Este es el trasfondo de Hábitat (doble penetración), la propuesta teatral estrenada el 24 de mayo, en la sala Intemperie de Madrid, un espacio alternativo y de vanguardia donde no es difícil encontrar espectáculos como este montaje dirigido por Roger Torns, a partir de textos de Carla Linares, Mar Pawlowsky, Laura Daza, María Hernàndez, Pablo Macho, Jaume Viñas y del propio Torns, responsable asimismo de la dramaturgia. La obra, ganadora de la beca DespertaLab 2018, otorgada por la Nau Ivanow y la sala Atrium de Barcelona con el objetivo de impulsar la creación emergente, fue estrenada el 12 de abril de 2018 en esta última, y presentada de nuevo en la sala Tantarantana meses más tarde, para presentarse ahora por primera vez en Madrid.

Se percibe en este montaje, surgido del trabajo de fin de carrera de Roger Torns en el Instituto del Teatro de Barcelona, un afán experimental e indagador en la forma de comunicación escénica con el público, en el que, como ya tuvimos ocasión de comentar recientemente en otro montaje alternativo representado en Nave 73 (Sin título), el móvil y las nuevas tecnologías son incorporadas al espectáculo mismo, permitiéndole al público -haciéndole partícipe, por tanto, de un modo más activo en la representación- usar su smartphone para grabar, hacer fotos y colgar, en directo, fragmentos de la obra -como los actores mismos no dejan de hacer a lo largo de la función- en Instagram (resulta curioso que aquello que se pretende "criticar" sea empleado como principal recurso y novedad del montaje). Es indudable que las nuevas formas de expresión y de comunicación han cambiado y que una nueva generación de jóvenes dramaturgos y directores han incorporado estas, de forma natural, a unas propuestas escénicas que parecen tener como único referente y receptor su mundo. Nos preguntamos si estas muy interesantes propuestas no corren el riesgo de pasar desapercibidas y perderse, al emplear unos códigos que, por muy extendidos que estén hoy, no dejan de ser exclusivos de un perfil social definido y limitado por la edad.
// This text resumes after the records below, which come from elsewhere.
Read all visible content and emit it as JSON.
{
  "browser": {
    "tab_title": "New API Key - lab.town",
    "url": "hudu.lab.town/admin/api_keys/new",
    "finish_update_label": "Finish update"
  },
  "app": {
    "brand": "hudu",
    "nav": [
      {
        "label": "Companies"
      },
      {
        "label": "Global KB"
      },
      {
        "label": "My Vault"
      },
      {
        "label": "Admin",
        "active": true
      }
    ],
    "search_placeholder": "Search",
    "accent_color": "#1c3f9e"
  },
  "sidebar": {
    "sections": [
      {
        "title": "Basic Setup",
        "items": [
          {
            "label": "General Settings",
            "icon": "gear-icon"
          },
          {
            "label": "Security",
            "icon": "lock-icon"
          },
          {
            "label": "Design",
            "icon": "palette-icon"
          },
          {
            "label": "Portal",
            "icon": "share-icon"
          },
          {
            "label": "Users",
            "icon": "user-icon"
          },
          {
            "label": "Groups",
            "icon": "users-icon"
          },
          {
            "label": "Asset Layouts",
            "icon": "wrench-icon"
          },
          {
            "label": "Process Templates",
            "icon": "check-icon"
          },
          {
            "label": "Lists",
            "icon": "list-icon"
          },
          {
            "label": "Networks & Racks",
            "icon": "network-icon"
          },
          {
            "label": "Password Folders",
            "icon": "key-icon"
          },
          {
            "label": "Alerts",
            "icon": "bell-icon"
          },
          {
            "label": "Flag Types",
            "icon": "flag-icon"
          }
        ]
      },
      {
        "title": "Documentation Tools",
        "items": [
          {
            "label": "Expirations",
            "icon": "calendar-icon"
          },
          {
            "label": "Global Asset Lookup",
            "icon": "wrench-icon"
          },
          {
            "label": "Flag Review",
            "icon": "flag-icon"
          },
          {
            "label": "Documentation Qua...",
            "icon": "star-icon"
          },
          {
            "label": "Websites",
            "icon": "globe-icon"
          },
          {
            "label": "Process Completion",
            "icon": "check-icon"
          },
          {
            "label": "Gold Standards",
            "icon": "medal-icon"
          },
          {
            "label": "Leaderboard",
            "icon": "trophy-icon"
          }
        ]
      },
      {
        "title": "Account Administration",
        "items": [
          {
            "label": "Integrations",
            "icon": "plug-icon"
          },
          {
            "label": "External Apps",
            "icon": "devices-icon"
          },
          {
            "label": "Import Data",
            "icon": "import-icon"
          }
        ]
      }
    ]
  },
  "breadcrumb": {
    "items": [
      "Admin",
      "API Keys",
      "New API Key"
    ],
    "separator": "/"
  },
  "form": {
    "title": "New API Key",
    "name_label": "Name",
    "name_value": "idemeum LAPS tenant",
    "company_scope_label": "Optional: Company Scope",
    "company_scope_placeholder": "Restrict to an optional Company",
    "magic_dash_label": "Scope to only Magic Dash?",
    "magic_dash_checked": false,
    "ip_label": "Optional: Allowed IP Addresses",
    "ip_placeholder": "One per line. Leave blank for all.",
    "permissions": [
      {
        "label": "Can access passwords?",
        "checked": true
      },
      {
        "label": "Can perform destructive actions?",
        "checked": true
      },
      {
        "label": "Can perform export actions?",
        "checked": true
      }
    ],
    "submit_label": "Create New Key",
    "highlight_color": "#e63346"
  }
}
Acostumbrados a ver estas apuestas en salas alternativas y minoritarias, nos resulta difícil imaginar -todavía- un montaje de estas características en grandes teatros (con lo que ha costado "conseguir" que se apaguen los móviles en las salas).

En cualquier caso, es esta una obra llena de aciertos; y el primero de ellos, aparte de una gran labor de dirección, es el excelente trabajo actoral de un reparto formado por Laura Daza, Georgina Latre, María Hernàndez, Jaume Viñas y Rafa Delacroix; un elenco cuya juventud impregna de vitalidad unas interpretaciones caracterizadas por su verdad, emoción e intensidad. Estuvieron perfectos en sus respectivos papeles.

Quien desee encontrar algo nuevo, fresco, original e intenso en el teatro madrileño este fin de semana, Hábitat (doble penetración) seguirá representándose en la Sala Intemperie, los días 25 y 26 de mayo, a las 20:30 horas.